Photographe et chercheur en sciences humaines, Igor Babou retrace une expérience d’écologie sociale en banlieue parisienne qui interroge les discours sur l’environnement.

« Il faut faire et c’est à nous de le faire. Il faut ne faut pas attendre que ça vienne d’ailleurs », explique Amélie Monnereau, initiatrice avec quelques compagnons du Laboratoire écologique zéro déchet (LEØ) à Noisy-Le-Sec, en Seine-Saint-Denis. Dans une imprimerie désaffectée, en juin 2018, ce petit groupe issu du théâtre et de l’éducation populaire a mis en œuvre une initiative écologiste et sociale singulière. Le photographe et socio-anthropologue français Igor Babou les a accompagnés depuis septembre 2018 et décrit les tenants et aboutissants de ce projet autonome et citoyen, qui fait apparaître au grand jour les apories du discours environnementaliste. Professeur à l’université Paris Diderot, spécialiste des relations entre environnement, politiques publiques, savoirs et sociétés, il s’intéresse en effet aux friches urbaines et à l’écologie radicale en ce qu’elles permettent « de porter l’attention sur des pratiques bien différentes des politiques publiques de la nature, tout en restant fondamentalement politique ». Il présente dans Viv(r)e la friche photographies et témoignages, accompagnés d’un récit-analyse, et insiste sur le fait que sa démarche est imprégnée d’une « une éthique de l’attachement et du singulier » qu’il oppose, dans une formulation qu’on aurait aimée plus nuancée, « à la montée en généralité, à l’idéologie objectiviste des journalistes, de certaines sciences sociales et des sciences dures ». En effet, explique-t-il, « les gens, les sociétés et les discours ne sont pas des objets ! »

Pas bobo écolo

Le LEØ s’articule autour de trois pôles d’activités – et que nul n’entre ici en consommateur : la gratuiterie, où on dépose et récupère vêtements et objets, dont les étiquettes et les logos sont systématiquement supprimés ; la cantine, offrant à prix libre des boissons chaudes bio à partager autour de grandes tables en bois ; et l’atelier d’autoréparations, avec son animateur et sa panoplie d’outils. Une Association pour le maintien d’une agriculture paysanne (AMAP) y intervient aussi, et chacun peut venir animer une activité en lien avec le thème « Marre de subir ? Tout se répare ». Ici, les maîtres mots sont récupération, mise à disposition – de matériels, d’outils, de lieux, de matières premières… – proximité et complémentarité des besoins et des savoir-faire. Ainsi la gratuiterie n’est pas une friperie : on y propose des vêtements neufs « pour que les gens arrêtent d’aller acheter des choses au supermarché » qui seraient fabriquées dans les circuits classiques d’une industrie peu respectueuse ni de l’environnement ni des travailleurs.
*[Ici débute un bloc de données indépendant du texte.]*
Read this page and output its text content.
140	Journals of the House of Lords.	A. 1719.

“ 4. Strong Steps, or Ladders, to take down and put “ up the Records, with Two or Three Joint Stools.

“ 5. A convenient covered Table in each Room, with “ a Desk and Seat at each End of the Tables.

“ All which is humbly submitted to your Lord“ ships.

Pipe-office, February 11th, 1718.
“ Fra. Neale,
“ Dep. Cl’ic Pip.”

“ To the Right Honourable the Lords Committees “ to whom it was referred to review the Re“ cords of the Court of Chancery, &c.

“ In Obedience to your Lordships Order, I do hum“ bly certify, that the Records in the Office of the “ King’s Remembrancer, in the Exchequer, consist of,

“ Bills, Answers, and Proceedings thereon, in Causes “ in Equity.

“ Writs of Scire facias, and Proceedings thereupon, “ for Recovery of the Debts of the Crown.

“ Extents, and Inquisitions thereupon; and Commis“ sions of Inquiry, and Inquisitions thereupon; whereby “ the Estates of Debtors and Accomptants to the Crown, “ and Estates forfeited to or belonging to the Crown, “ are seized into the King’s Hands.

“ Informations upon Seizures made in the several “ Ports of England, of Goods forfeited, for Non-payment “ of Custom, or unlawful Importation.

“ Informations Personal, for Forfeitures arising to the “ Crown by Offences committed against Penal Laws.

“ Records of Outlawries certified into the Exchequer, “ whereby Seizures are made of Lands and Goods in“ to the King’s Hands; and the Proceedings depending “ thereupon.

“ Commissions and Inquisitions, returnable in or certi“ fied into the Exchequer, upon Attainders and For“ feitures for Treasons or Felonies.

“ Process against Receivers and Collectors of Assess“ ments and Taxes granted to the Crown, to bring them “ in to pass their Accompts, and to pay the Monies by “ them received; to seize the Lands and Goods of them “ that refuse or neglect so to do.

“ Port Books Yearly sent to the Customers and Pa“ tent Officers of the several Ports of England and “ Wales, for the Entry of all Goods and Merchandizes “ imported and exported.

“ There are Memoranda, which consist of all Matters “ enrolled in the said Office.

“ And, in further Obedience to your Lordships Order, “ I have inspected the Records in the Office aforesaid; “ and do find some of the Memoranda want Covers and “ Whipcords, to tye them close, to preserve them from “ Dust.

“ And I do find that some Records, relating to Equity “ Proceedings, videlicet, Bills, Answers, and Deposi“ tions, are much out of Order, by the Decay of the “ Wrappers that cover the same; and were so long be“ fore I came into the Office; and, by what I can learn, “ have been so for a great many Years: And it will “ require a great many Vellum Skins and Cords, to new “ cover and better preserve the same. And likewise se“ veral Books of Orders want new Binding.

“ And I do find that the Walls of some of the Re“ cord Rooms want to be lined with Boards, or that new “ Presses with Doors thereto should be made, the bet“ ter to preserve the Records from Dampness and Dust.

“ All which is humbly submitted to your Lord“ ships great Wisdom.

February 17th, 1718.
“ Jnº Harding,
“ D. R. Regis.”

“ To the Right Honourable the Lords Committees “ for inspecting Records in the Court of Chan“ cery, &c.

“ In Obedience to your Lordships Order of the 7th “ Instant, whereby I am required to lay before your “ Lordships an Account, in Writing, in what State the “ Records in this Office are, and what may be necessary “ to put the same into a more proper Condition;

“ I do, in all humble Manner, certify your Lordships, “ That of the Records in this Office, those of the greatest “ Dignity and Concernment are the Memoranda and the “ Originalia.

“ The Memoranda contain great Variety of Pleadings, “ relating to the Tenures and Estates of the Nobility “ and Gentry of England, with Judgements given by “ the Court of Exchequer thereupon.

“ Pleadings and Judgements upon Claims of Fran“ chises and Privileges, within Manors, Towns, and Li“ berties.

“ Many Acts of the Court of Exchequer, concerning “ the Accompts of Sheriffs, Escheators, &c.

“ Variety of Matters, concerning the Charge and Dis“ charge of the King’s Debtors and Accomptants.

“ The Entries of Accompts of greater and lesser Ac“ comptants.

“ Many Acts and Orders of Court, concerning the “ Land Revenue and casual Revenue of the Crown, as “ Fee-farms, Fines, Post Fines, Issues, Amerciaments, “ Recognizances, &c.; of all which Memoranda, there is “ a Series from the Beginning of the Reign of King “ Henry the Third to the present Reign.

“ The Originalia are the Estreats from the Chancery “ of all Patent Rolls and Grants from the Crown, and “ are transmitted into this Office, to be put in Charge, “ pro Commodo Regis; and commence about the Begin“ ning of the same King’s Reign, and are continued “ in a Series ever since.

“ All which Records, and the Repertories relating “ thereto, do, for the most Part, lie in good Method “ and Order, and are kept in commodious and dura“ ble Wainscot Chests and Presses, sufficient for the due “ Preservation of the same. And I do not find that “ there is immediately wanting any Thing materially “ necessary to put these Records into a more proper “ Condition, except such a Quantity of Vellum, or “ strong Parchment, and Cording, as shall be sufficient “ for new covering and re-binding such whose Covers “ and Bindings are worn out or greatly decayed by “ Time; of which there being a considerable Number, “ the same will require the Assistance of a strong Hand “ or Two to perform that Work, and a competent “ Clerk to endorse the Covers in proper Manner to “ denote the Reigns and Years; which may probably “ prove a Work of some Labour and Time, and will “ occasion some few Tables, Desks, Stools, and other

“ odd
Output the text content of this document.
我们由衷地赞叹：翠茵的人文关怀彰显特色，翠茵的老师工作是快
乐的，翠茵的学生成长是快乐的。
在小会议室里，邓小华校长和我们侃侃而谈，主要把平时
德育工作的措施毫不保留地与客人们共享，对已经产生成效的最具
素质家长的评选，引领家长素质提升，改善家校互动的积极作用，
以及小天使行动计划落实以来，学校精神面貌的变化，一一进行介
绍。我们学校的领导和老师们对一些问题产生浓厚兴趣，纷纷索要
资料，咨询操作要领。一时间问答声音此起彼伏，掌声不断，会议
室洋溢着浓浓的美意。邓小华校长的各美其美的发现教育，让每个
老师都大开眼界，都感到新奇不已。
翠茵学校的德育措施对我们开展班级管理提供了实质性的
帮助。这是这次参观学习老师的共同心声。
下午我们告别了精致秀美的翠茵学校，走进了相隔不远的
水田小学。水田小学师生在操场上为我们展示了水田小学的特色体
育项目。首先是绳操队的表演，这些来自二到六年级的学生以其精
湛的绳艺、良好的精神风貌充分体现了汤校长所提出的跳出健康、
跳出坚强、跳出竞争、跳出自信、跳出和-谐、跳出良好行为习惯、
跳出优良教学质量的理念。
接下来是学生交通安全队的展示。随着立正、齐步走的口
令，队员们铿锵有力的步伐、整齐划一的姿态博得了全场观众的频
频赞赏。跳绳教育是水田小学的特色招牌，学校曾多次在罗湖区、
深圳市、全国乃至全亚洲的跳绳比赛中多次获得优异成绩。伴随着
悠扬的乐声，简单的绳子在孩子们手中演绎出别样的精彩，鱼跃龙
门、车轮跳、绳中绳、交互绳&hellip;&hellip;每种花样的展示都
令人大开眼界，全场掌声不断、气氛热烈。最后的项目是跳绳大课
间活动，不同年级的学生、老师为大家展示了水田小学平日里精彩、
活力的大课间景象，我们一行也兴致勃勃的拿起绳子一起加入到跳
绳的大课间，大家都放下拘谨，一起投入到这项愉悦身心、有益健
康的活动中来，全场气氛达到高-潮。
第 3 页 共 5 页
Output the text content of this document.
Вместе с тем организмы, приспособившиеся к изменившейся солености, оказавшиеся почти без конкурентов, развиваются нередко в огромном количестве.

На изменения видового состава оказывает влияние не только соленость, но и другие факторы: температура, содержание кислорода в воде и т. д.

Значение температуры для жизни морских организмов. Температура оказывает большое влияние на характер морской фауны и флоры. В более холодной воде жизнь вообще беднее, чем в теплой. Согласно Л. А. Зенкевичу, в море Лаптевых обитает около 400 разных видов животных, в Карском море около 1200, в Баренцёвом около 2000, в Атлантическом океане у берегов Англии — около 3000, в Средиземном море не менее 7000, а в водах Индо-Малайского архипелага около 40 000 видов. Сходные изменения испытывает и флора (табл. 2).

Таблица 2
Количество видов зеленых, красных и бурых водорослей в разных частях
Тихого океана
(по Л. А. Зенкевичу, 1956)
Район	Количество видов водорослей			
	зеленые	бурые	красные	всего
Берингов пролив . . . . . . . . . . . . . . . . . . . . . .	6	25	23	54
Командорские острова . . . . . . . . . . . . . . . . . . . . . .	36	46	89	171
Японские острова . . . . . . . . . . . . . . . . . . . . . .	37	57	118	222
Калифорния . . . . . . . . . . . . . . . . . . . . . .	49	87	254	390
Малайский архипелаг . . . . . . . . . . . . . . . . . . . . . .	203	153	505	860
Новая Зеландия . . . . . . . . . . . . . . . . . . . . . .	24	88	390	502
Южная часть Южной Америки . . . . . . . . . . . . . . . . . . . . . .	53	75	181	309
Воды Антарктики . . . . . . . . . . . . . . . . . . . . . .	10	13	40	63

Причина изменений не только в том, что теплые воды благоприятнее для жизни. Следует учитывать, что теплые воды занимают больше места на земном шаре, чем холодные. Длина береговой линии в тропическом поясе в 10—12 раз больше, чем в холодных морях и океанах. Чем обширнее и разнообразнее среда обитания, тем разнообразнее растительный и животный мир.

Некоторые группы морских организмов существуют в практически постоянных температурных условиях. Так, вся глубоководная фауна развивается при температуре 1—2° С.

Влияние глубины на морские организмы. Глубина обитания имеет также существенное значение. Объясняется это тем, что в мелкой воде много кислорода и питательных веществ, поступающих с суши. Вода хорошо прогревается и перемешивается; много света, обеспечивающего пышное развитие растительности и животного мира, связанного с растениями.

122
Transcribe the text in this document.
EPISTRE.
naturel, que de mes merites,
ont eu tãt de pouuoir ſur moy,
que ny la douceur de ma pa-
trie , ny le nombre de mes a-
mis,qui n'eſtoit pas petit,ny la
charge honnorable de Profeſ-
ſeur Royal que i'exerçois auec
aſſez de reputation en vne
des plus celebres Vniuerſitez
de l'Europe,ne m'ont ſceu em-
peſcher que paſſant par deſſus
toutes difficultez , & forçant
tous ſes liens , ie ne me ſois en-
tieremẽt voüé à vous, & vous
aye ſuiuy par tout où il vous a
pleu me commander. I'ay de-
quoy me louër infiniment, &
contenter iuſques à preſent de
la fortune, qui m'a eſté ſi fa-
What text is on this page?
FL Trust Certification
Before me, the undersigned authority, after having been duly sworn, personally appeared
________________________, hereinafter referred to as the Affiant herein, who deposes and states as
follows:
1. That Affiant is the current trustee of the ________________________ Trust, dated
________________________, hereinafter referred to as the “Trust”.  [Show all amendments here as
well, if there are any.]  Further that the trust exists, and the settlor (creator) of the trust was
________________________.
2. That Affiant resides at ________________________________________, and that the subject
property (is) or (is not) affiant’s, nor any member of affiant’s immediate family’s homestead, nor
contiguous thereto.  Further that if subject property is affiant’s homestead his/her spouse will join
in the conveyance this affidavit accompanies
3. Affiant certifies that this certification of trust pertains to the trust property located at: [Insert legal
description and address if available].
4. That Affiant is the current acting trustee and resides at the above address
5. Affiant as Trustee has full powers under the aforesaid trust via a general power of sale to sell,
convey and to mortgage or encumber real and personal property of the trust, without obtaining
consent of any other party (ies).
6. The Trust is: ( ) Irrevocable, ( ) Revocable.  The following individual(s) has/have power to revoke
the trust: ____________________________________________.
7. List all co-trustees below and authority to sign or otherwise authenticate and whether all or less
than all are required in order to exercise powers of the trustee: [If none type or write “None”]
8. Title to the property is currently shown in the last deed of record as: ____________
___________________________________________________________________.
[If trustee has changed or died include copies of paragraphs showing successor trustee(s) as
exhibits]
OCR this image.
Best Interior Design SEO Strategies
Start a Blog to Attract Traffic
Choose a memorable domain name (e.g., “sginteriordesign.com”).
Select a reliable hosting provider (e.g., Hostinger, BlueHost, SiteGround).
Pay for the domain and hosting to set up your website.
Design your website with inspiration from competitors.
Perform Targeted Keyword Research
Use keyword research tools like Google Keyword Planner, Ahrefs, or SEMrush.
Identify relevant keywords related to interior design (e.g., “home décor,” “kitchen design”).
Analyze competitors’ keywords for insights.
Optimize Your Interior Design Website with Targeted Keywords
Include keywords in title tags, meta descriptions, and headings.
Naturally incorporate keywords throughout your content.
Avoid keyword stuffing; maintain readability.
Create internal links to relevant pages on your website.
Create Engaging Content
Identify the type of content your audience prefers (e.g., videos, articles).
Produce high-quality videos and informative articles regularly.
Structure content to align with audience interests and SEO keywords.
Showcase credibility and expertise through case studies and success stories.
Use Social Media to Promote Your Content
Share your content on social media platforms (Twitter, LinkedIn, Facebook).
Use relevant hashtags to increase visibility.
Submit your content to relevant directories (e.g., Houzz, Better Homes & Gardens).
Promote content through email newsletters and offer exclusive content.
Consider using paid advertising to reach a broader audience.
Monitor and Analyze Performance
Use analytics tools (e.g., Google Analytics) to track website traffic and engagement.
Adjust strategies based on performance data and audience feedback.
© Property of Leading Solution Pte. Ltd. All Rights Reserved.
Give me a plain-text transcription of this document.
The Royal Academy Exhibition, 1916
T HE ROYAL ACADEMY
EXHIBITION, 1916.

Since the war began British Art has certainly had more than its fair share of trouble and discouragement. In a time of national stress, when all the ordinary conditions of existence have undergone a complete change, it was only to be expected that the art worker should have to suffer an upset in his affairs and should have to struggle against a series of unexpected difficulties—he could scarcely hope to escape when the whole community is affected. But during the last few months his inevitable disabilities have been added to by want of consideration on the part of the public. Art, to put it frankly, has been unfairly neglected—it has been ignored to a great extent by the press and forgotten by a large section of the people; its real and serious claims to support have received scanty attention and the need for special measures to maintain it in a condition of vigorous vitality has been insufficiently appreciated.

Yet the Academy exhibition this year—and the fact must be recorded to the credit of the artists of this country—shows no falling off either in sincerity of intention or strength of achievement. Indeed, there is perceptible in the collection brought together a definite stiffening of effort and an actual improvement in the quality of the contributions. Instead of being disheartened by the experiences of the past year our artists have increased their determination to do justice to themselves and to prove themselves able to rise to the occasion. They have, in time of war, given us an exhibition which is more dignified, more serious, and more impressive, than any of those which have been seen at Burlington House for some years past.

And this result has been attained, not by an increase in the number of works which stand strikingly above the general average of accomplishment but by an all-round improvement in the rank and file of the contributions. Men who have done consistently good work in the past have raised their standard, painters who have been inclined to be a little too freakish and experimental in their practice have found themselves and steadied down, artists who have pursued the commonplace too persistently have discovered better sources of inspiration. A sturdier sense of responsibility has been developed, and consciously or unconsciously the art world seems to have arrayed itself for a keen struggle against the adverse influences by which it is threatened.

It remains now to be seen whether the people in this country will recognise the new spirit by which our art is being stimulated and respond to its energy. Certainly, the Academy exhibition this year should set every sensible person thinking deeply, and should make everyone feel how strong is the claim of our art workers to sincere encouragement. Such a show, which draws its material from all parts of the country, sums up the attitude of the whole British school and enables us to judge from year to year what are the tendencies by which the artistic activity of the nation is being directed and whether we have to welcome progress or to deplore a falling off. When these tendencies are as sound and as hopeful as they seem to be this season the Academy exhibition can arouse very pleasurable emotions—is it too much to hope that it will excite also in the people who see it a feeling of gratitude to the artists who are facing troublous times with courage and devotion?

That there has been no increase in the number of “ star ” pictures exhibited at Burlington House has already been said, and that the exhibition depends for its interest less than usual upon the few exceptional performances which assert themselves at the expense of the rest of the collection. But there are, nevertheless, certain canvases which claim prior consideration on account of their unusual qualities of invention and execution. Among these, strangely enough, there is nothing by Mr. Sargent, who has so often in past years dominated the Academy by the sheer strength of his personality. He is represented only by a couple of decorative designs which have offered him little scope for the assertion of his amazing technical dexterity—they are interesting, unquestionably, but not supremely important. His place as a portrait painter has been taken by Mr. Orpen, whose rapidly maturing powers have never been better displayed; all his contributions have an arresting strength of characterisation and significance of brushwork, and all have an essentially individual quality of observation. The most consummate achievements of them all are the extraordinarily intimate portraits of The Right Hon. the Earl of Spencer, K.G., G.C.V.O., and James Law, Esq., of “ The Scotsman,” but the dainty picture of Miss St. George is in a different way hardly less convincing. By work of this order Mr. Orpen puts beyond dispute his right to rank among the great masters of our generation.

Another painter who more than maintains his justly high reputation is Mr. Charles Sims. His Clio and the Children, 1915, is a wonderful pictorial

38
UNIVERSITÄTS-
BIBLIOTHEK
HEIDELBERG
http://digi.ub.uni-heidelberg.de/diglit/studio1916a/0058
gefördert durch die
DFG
Car la démarche est politique – sans affiliation partisane. Le LEØ n’existe pas en référence au discours politique sur l’écologie mais se positionne en refus des ravages du libéralisme. Amélie Monnereau revendique le choix de la lutte pour un monde en paix avec la nature et avec soi. Elle veut proposer autre chose que « la société normale », justement perçue comme inacceptable : « presque de la poésie ». Le lieu accueille des activités du mouvement écologiste Extinction Rébellion, des militants LGBT, des Gilets Jaunes… Pour eux, la crise est à la fois politique et environnementale. L’écologie ne doit pas être « excluante » : elle n’est pas réservée aux « bobos écolos gentrifiés » qui seuls en auraient la maîtrise. Ce n’est pas non plus une somme de petits gestes, comme le prône le mouvement des colibris. C’est encore moins l’approche macro, centrée sur le réchauffement climatique et la préservation de la biodiversité. Igor Babou rend compte des débats et du « sempiternel clivage entre d’un côté l’écologie « colibris/petits gestes » et de l’autre l’analyse des rapports de domination en termes de « classe/race/genre » », qu’il estime plutôt lié aux affinités politiques que fondé sur des distinctions conceptuelles, et rappelle la tradition écologiste anticapitaliste très politisée, de Murray Bookchin aux États-Unis à André Gortz en France. Il fait également remarquer qu’« une écologie qui ferait l’impasse sur ces questions de domination et sur les médiations multiples qui les construisent au quotidien serait condamnée à reproduire les apories de l’environnementalisme avec sa quête d’une nature « sauvage » séparée de l’humain. » Plein d’empathie pour le projet qu’il décrit, il déplore la prédominance des logiques de spéculation immobilière, salariant des gardiens pour maintenir inutilisés des bâtiments sains et beaux qui seront détruits pour « enfermer du vide » et construire du bas de gamme.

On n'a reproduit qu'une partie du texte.